Lott of the Southern California Hospital Association says: "The government's handling of the H1N1 swine flu tops my list of the worst things that happened in 2009. The management of information, the poor inter-governmental agency coordination, and the mismanagement of distribution of vaccine by federal, state, and local government agencies was like watching an episode of the Keystone Cops."
On the upside, numerous lessons can be gleaned from this experience to better prepare for future pandemics and disasters.
2. Disintegration of what could have been intelligent, informed conversation about controlling costs of end-of-life care—which is useless in prolonging quality of life—into a histrionic shouting matches about death panels, exacerbated by tea baggers and unreasonableness.
3. The inability of hospitals to check with a federal database to learn whether health providers they might hire have any poor disciplinary or behavioral track records. Some 100,000 health providers disciplined for abuse, fraud, and other kinds of harm may still be treating patients because a law requiring disclosure of their records to potential employers has gone unimplemented for 22 years, prohibiting hospitals from knowing about their practitioners' questionable backgrounds.
Hospitals, nursing homes, and other providers should have access to the federally run Healthcare Integrity and Protection Data Bank (HIPDB), but a bureaucratic blockage at the federal level has prevented access.
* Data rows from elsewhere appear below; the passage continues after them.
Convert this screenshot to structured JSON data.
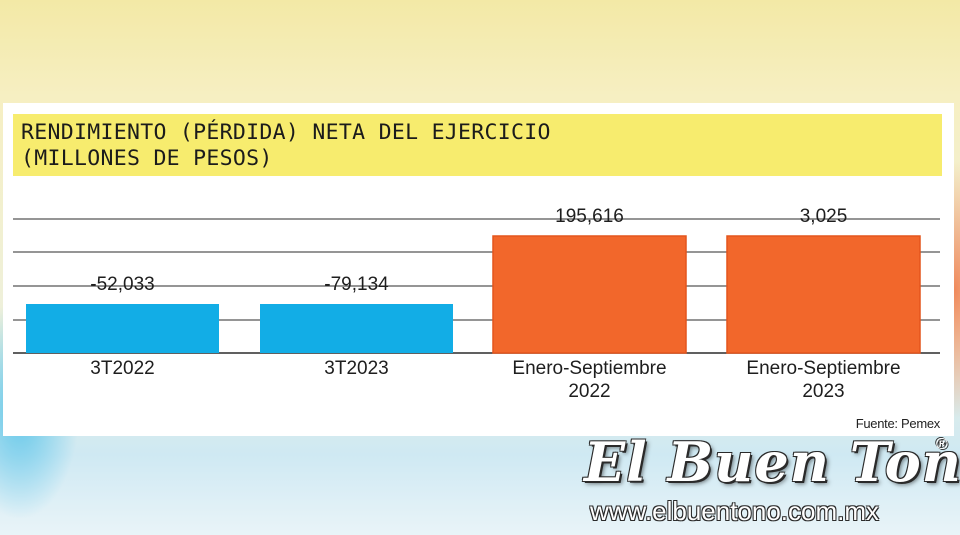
{
  "chart_data": {
    "type": "bar",
    "title": "RENDIMIENTO (PÉRDIDA) NETA DEL EJERCICIO\n(MILLONES DE PESOS)",
    "categories": [
      [
        "3T2022"
      ],
      [
        "3T2023"
      ],
      [
        "Enero-Septiembre",
        "2022"
      ],
      [
        "Enero-Septiembre",
        "2023"
      ]
    ],
    "values": [
      -52033,
      -79134,
      195616,
      3025
    ],
    "value_labels": [
      "-52,033",
      "-79,134",
      "195,616",
      "3,025"
    ],
    "colors": [
      "#12ade6",
      "#12ade6",
      "#f2672b",
      "#f2672b"
    ],
    "grid": true,
    "legend": "none"
  },
  "source": "Fuente: Pemex",
  "watermark": {
    "name": "El Buen Tono",
    "registered": "®",
    "url": "www.elbuentono.com.mx"
  }
}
4. There remains a dearth of comparative effectiveness research so health consumers will know what they're getting for their money. And health providers will understand the true value of what they may be doing out of habit.
We said in the best things that patients are increasingly able to review quality measures for care providers. And that's still a good thing.
But Steven Spear, a senior fellow at the Institute for Healthcare Improvement and author of the book Chasing the Rabbit, believes that today, patients still don't really have informed choice, in large part because providers aren't truly motivated to publish meaningful results on outcomes.
They make decisions about their choice of providers based on, say, whether they have a coffee shop nearby, the color of the rooms or what a neighbor said. "The good news of this, however, is that we're starting to talk about it," Spear says.
Spear says that if he were a health provider, "I want to inform the public so they would choose me. If you run a provider organization, the best prescription is advertise your performance, compare it to your neighbor's and then, patients and payers will move in your direction."
5. Health literacy and lack of personal responsibility in one's health remain a problem in today's healthcare. That's the bad news. The flip side is that there is increasing discussion by health insurers and other payers about rewarding patients, perhaps with refunds of their copayments, or through lower premiums, to become more health literate and personally responsible, perhaps through better diet, better adherence to treatment programs or closer attention to their lifestyles. There's more emphasis than ever before that for a large percentage of patients, better disease management is well within their control.